Iniziamo dalla fine, cioè dal modo in cui N’Dicka si fa rapinare come un turista sprovveduto da Livramento, che porge a Harroui la palla trasformata nel 3-2 d’oro per l’Hellas, mentre Mancini ha accorciato e non riesce a chiudere. Non è stata la prima distrazione dell’ivoriano, e allora viene da chiedersi come sia possibile che l’imperiale Mats Hummels non trovi posto in una difesa così disastrata. E poi via a ritroso con le altre magagne. Juric insiste su due “quinti” come Zalewski e Celik, uno che combina un pasticcio di tecnica e di pensiero regalando l’1-0 con un cambio campo senza senso. L’altro che gioca praticamente da ala avendo semplicemente le qualità da difensore (e gli assist, uno ciascuno, non bastano a redimerli).

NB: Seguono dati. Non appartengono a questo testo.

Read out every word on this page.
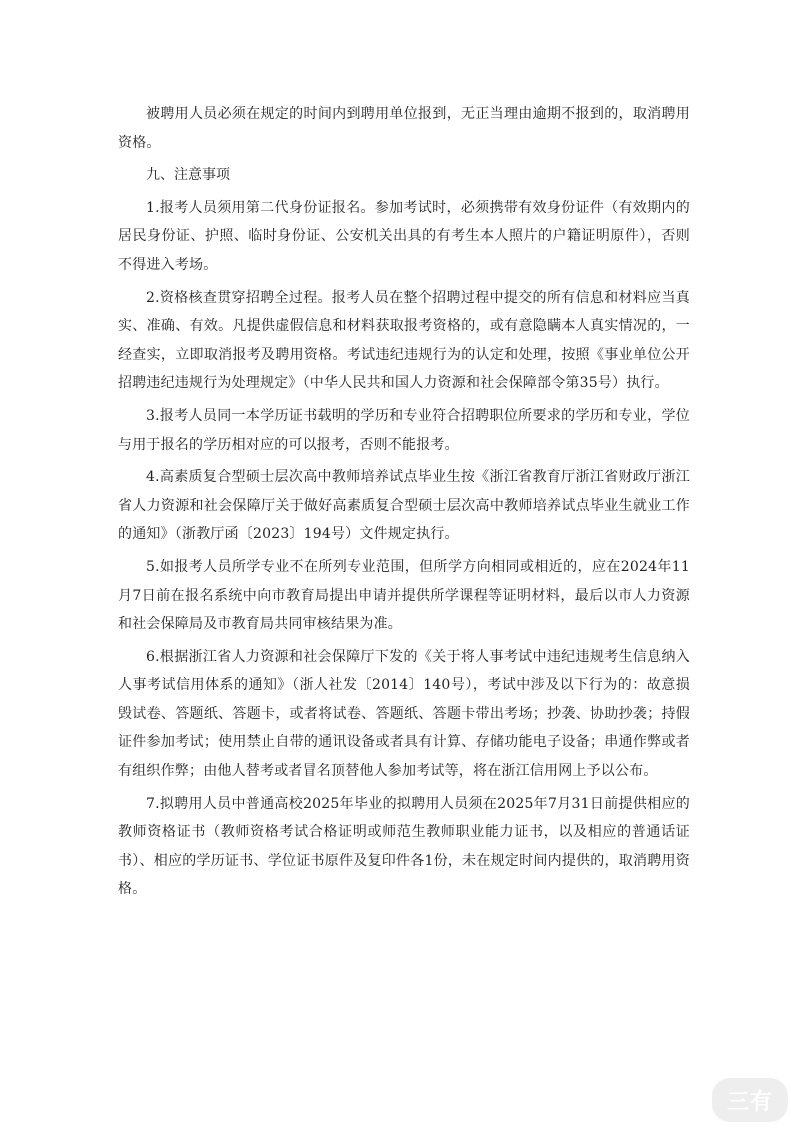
被聘用人员必须在规定的时间内到聘用单位报到，无正当理由逾期不报到的，取消聘用资格。

九、注意事项

1.报考人员须用第二代身份证报名。参加考试时，必须携带有效身份证件（有效期内的居民身份证、护照、临时身份证、公安机关出具的有考生本人照片的户籍证明原件），否则不得进入考场。

2.资格核查贯穿招聘全过程。报考人员在整个招聘过程中提交的所有信息和材料应当真实、准确、有效。凡提供虚假信息和材料获取报考资格的，或有意隐瞒本人真实情况的，一经查实，立即取消报考及聘用资格。考试违纪违规行为的认定和处理，按照《事业单位公开招聘违纪违规行为处理规定》（中华人民共和国人力资源和社会保障部令第35号）执行。

3.报考人员同一本学历证书载明的学历和专业符合招聘职位所要求的学历和专业，学位与用于报名的学历相对应的可以报考，否则不能报考。

4.高素质复合型硕士层次高中教师培养试点毕业生按《浙江省教育厅浙江省财政厅浙江省人力资源和社会保障厅关于做好高素质复合型硕士层次高中教师培养试点毕业生就业工作的通知》（浙教厅函〔2023〕194号）文件规定执行。

5.如报考人员所学专业不在所列专业范围，但所学方向相同或相近的，应在2024年11月7日前在报名系统中向市教育局提出申请并提供所学课程等证明材料，最后以市人力资源和社会保障局及市教育局共同审核结果为准。

6.根据浙江省人力资源和社会保障厅下发的《关于将人事考试中违纪违规考生信息纳入人事考试信用体系的通知》（浙人社发〔2014〕140号），考试中涉及以下行为的：故意损毁试卷、答题纸、答题卡，或者将试卷、答题纸、答题卡带出考场；抄袭、协助抄袭；持假证件参加考试；使用禁止自带的通讯设备或者具有计算、存储功能电子设备；串通作弊或者有组织作弊；由他人替考或者冒名顶替他人参加考试等，将在浙江信用网上予以公布。

7.拟聘用人员中普通高校2025年毕业的拟聘用人员须在2025年7月31日前提供相应的教师资格证书（教师资格考试合格证明或师范生教师职业能力证书，以及相应的普通话证书）、相应的学历证书、学位证书原件及复印件各1份，未在规定时间内提供的，取消聘用资格。

三有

E poi la rinuncia a Dybala: Juric richiama Dovbyk per mettere Baldanzi. Ma così l’area si svuota. E comunque la rinuncia non basta a creare una Roma che riesca ad aggredire in ogni zona del campo come da principi del suo allenatore.
I giallorossi rincorrono due volte, la seconda forse per un gol di Magnani passibile di revisione più accurata al Var, il terzo svantaggio arriva troppo tardi per rimediare. Detto delle mancanze giallorosse, bisogna anche sottolineare la partita dell’Hellas, che sembrava invece proprio una squadra di Juric. Anche i cambi premiano: Zanetti manda dentro Mosquera, Livramento e Harroui – due attaccanti e mezzo… – e proprio gli ultimi due confezionano il tris vincente.